The planned National Children’s Study resulted from a directive by Congress in 2000 to undertake a national, long-term study of children’s health and their subsequent development in relation to environmental exposures. The NICHD was directed to lead the effort in conjunction with other federal agencies.
The Study has adequate funding to launch the Vanguard Centers. The federal agencies leading it hope to award additional Study Centers to work in a total of 105 sites, subject to the availability of future funding. Future centers would be selected in a competitive process like the one just completed for the Vanguard Centers. The timing of a new competitive process also depends on future funding.
Dr. Alexander added that a coordinating center, WESTAT in Rockville, MD, has been awarded the contract to manage information for the planned National Children’s Study, starting with the Vanguard Centers. WESTAT will collect data, compile and analyze statistics, and ensure that the study proceeds according to design.
Dr. Alexander noted that, in many cases, study researchers would recruit women before they are even pregnant, as well as the women’s partners. Because many pregnancies are unplanned, the researchers will also recruit women who are not considering pregnancy.
The study might eventually lead to preventions or treatments for many common conditions, said Vice Admiral Richard H. Carmona, M.D., M.P.H., FACS, the United States Surgeon General.
“We’re looking to find the root causes of many common diseases and disorders,” Dr. Carmona said. “When we do, we’ll be in a position to prevent them from ever occurring.”
Dr.

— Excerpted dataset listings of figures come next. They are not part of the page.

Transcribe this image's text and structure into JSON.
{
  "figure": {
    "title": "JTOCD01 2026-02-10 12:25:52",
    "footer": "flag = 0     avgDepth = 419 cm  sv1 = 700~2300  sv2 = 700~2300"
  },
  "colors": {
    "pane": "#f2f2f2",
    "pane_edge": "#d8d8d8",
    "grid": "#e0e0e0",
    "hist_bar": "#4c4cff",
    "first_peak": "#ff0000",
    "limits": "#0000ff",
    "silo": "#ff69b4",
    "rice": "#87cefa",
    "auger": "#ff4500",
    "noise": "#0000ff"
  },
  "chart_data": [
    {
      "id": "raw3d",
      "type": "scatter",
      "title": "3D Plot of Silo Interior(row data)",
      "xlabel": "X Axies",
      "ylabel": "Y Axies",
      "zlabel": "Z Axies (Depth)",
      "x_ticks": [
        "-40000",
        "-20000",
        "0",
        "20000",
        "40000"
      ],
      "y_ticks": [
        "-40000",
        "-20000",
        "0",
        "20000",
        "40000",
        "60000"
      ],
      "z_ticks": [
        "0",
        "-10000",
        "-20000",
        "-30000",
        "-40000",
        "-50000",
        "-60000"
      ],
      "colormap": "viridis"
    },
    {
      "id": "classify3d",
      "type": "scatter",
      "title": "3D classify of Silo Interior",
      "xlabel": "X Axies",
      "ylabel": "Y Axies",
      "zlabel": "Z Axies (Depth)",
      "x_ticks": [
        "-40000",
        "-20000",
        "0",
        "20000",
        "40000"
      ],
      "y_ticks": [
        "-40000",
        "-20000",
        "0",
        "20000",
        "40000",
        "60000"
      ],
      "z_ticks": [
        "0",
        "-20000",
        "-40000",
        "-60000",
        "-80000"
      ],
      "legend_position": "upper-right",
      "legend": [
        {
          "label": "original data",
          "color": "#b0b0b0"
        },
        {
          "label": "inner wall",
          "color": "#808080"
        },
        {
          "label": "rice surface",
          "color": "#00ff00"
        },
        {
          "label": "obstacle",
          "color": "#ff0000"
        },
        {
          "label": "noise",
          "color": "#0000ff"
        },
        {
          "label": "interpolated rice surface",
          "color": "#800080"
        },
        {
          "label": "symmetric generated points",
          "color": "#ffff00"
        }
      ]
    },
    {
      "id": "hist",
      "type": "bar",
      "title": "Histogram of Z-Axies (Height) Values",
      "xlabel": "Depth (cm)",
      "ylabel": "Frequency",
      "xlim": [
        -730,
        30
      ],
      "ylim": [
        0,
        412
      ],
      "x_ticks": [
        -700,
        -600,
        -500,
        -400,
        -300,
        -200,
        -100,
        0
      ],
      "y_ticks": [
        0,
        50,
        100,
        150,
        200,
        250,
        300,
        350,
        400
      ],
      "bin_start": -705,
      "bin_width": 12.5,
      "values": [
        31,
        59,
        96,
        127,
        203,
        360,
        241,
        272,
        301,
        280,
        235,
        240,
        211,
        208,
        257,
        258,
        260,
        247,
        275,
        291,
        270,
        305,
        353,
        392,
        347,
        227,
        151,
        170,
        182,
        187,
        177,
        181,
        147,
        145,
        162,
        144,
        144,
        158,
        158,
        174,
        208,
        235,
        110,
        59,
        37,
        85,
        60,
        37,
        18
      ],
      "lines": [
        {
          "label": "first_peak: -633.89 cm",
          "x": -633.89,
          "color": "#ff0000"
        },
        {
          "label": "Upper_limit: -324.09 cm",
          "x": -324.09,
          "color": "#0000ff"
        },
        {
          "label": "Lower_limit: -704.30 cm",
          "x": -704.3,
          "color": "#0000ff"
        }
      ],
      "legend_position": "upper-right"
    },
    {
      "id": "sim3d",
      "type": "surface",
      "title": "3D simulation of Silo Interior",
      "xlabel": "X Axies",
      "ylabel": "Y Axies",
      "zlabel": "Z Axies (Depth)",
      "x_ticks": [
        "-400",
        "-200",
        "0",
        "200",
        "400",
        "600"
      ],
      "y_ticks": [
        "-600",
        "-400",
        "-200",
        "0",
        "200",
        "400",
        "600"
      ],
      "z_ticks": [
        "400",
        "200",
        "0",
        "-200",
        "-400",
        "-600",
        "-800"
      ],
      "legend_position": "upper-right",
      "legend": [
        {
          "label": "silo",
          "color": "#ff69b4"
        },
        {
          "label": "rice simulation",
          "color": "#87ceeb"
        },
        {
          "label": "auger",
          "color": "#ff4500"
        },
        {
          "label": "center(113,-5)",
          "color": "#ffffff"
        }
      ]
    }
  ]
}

Carmona added that the study could also shed light on such indoor environmental exposures as secondhand smoke, lead, radon, and asbestos.
“We now know that one in five schools in America has indoor air quality problems, which affect millions of children who don’t even realize it,” Dr. Carmona said. “And that’s where The National Children’s Study comes in. The study could help us map how our environments, habits, and activities affect our children’s health.”
Other speakers at the briefing included representatives of the federal agencies sponsoring the study, as well as representatives of associations concerned with children’s health.